Le Gué du tigre

Le gué du tigre

Philippe Dessertine, editions J’ai lu, collection thriller, mars 2014

roman

6 février 2012 : Wang Lijun, le chef de la police de Chongqing, se présente au consulat des États-Unis à Chengdu pour y demander l’asile politique. L’auteur, par ce roman, raconte la férocité des luttes au sommet de la superpuissance chinoise. Il relie les événements politiques aux soubresauts agitant l’économie et la finance mondiale. Il rompt avec la myopie de l’Occident obnubilé par son propre nombril et ses stratégies de court terme.

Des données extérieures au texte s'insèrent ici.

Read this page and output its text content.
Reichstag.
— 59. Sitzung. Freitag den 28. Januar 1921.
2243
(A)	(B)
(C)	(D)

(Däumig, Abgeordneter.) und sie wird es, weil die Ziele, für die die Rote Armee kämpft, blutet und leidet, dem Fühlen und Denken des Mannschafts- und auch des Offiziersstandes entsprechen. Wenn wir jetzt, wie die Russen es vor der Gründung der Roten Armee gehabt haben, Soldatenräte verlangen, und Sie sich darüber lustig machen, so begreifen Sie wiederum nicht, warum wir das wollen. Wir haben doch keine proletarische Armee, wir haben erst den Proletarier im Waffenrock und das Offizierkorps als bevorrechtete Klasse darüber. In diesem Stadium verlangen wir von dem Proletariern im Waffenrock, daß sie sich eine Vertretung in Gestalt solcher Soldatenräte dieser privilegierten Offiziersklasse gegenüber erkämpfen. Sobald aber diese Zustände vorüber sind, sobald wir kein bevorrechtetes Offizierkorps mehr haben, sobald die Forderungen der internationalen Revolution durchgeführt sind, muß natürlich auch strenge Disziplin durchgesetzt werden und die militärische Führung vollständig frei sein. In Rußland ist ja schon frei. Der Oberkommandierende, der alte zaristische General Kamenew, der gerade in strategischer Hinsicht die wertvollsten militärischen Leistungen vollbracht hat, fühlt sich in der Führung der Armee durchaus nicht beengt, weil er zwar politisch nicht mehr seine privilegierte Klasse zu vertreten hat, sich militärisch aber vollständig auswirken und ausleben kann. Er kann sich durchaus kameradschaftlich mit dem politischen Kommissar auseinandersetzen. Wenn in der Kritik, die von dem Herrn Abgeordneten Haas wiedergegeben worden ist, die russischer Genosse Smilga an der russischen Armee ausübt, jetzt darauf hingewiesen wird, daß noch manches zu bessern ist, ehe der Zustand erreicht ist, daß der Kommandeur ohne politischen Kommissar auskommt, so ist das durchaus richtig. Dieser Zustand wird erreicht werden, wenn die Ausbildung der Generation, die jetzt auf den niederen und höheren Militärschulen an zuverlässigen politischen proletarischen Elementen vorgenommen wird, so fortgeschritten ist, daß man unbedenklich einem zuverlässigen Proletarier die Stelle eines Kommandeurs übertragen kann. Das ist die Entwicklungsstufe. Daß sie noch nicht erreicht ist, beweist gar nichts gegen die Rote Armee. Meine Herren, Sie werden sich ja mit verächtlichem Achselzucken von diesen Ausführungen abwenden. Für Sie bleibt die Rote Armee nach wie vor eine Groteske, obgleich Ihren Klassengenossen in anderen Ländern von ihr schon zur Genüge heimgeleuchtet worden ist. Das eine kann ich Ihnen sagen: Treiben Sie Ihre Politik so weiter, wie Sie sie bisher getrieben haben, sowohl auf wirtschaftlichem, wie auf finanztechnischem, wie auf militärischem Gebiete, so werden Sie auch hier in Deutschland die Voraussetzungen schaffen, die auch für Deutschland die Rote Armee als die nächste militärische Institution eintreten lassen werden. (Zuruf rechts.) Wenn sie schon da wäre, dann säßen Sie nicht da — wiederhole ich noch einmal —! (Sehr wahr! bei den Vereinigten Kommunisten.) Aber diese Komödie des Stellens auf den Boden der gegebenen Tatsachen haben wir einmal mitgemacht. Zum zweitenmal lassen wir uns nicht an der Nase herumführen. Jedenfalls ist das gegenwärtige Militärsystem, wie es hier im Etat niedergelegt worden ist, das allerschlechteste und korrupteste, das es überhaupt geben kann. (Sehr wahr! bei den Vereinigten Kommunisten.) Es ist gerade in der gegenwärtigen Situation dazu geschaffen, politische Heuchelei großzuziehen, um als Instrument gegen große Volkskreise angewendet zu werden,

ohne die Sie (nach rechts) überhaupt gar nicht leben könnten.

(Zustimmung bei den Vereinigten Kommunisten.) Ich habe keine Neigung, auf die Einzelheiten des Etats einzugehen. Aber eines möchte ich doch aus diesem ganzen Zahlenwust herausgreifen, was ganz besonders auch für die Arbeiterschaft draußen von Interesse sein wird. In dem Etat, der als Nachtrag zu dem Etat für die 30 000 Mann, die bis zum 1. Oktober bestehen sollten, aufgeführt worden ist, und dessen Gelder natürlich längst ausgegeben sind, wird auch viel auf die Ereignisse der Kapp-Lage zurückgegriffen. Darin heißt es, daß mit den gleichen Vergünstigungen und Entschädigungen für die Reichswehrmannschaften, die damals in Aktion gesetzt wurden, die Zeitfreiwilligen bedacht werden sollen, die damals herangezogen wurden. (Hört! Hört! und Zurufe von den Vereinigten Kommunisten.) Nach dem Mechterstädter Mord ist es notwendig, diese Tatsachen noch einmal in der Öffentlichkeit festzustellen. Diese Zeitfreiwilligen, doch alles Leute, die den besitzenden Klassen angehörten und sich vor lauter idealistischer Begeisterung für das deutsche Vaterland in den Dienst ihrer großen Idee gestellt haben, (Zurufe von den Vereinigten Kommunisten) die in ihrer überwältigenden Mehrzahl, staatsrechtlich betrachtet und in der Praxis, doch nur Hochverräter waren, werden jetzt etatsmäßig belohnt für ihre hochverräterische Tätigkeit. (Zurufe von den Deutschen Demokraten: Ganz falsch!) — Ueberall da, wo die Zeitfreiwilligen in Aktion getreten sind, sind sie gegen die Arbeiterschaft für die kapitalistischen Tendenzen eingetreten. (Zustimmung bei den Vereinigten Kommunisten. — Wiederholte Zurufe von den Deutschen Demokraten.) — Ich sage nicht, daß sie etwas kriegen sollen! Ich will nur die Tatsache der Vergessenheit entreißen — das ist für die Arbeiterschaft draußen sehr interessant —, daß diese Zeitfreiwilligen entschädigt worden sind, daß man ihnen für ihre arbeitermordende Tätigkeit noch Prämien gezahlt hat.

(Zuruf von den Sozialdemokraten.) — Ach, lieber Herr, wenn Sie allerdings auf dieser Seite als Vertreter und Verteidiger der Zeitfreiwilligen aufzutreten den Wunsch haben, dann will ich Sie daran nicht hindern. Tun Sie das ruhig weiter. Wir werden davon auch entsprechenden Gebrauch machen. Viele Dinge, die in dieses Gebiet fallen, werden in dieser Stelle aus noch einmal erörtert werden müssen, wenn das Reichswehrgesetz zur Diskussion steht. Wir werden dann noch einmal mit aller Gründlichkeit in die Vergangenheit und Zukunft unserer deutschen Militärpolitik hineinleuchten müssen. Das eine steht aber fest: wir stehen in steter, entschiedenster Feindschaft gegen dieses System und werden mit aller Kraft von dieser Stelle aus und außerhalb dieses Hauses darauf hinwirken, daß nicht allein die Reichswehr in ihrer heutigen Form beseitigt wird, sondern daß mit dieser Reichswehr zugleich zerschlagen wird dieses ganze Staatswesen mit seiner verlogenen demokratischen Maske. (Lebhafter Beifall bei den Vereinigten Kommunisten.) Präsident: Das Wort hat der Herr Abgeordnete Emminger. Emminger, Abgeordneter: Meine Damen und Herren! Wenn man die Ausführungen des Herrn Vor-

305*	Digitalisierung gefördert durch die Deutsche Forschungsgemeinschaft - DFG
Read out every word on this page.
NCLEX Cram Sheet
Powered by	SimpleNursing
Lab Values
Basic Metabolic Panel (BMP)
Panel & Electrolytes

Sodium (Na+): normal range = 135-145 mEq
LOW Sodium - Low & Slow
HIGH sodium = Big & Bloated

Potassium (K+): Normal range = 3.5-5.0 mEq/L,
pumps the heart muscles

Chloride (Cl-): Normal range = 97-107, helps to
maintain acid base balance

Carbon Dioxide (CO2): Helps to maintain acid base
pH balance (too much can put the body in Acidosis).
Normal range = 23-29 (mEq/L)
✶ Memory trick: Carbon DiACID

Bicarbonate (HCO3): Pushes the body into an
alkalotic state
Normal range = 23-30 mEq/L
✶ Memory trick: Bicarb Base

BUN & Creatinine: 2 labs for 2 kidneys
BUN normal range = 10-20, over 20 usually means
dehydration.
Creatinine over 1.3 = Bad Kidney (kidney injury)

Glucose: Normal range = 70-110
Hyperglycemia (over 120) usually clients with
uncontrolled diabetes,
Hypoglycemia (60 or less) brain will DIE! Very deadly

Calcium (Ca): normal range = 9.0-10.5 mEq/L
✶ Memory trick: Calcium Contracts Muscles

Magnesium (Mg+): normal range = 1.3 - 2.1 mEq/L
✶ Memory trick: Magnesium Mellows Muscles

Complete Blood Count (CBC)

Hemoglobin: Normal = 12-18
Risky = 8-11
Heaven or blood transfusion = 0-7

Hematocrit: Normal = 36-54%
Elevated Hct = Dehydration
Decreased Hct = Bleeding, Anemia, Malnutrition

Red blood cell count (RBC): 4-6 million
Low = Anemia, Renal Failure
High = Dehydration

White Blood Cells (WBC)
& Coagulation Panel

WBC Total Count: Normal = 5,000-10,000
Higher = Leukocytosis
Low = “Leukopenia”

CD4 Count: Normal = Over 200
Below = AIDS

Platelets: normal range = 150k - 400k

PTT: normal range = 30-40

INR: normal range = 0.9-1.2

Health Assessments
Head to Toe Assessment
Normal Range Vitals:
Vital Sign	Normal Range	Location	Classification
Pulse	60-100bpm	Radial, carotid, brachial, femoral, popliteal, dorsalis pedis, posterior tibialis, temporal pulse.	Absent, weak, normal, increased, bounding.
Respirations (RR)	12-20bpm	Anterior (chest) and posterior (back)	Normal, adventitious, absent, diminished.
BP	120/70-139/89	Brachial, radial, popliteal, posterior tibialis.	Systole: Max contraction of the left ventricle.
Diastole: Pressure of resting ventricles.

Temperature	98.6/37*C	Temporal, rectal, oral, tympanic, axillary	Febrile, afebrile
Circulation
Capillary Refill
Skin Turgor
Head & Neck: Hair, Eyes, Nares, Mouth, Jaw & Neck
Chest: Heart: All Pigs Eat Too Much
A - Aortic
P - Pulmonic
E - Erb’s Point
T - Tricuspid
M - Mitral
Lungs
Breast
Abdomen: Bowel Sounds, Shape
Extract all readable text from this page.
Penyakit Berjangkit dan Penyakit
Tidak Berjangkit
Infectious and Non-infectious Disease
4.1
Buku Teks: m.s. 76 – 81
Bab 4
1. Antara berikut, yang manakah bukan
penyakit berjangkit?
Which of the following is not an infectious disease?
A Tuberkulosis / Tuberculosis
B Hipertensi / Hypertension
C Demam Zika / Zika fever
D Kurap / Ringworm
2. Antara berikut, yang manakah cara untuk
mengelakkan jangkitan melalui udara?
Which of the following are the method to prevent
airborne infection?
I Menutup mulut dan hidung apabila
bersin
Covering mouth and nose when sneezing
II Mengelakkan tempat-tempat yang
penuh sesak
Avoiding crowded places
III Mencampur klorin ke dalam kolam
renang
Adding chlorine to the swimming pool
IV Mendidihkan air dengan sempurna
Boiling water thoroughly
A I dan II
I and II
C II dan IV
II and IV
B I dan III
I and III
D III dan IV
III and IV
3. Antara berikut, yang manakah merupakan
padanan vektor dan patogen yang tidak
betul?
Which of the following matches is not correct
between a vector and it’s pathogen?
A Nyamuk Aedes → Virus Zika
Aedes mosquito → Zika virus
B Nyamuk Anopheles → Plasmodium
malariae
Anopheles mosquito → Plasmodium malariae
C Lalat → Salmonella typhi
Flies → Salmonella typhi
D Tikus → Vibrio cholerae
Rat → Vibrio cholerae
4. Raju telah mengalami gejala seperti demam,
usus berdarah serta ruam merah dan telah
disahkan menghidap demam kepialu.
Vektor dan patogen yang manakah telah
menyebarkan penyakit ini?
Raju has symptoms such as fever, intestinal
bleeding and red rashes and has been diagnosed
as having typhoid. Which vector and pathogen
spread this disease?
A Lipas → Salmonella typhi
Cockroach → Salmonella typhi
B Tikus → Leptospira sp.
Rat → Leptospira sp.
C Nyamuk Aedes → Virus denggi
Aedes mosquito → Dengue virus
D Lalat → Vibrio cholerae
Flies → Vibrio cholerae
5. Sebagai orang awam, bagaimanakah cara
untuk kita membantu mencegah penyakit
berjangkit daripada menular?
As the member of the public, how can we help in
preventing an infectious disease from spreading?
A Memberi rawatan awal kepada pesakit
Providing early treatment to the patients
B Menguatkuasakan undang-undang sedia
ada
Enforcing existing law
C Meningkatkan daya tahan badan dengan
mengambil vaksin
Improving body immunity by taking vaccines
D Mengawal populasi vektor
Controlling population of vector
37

Chongqing, situé à 320 km de Chengdu et qui compte plus de 30 millions d’habitants aujourd’hui, est depuis 1930 une sorte de petit Chicago où prospère la pègre. Il a fallu la volonté du secrétaire général du Parti communiste local, Bo Xilai, et le courage de son bras armé, son chef de la sécurité Wang Lijun, pour procéder à plus de 1 500 arrestations. La légende de ce nettoyage est planétaire. Bo Xilai sera l’un des dirigeants les plus importants des prochaine années et il n’est pas exclu qu’il devienne un jour président. Mais toutes ces élucubrations se passent avant le 6 février 2012. Car depuis, Wang Lijun a appuyé sur le bouton rouge. La fission nucléaire a débuté et l’onde de choc va être gigantesque. Les États-Unis doivent comprendre que la Chine peut basculer dans le chaos, dans un régime politique différent, beaucoup plus dur, beaucoup plus dangereux, et ce à très brève échéance.

 Pour les Américains, les princelings sont considérés comme les gardiens du  temple, à différencier des  dirigeants sans ascendance « noble » au sens du Parti, ayant gravi les échelons par eux-mêmes, grâce à leurs diplômes, leur volonté, leur intelligence, tels le président Hu Jintao ou le Premier ministre Wen Jiabao. Cependant, la rivalité entre les princes héritiers, en retrait depuis 10 ans, et les autres dirigeants potentiels s’est exacerbée dans des proportions inouies. La Chine est dans une situation de guerre potentielle, pouvant dégénérer en coup d’État militaire, voire en scission d’une partie de la Chine. L’action de Wang Lijun a été conduite, avant ce 6 février 2012, en étroite relation avec l’un des princelings les plus fascinants, Bo Xilai, susceptible d’entrer au saint des saints parmi les neuf membres du Comité permanent dès la fin 2012. Mais la répression des gangs, menée par Wang,  lui a permis d’obtenir des preuves les plus incontestables du lien tragique entre ce combat politique pour le contrôle du pouvoir suprême et les triades, la mafia. S’engage une lutte à mort pour prendre le contrôle de la puissance en devenir de la Chine. L’enjeu est si considérable que peu lui résiste. Si le communisme est une idéologie menant à l’impasse économique et politique nous dit l’auteur, la corruption est un facteur de destruction de toute la société.

Toute l’action prend place à l’intérieur du consulat américain de Chongqing et nous plonge au cœur des révélations du chef de la police et des négociations entre Américain(s) et Chinois. L’auteur nous fait partager tout ce laps de temps – 36 heures – avant que Wang Lijun n’en ressorte et soit arrêté par les autorités chinoises. Si Philippe Dessertine n’est  pas un spécialiste de la Chine, il a en tout cas sûrement été très bien informé pour mettre en scène, avec brio, ce qui a pu se passer. Cette histoire est un roman très bien monté, donnant certaines clefs de compréhension de cette “affaire Wang Lijun”. Et dit la quatrième de couverture : « ce pourrait être de la pure fiction. Pourtant, dans ce livre, tout est vrai ou presque ». À lire.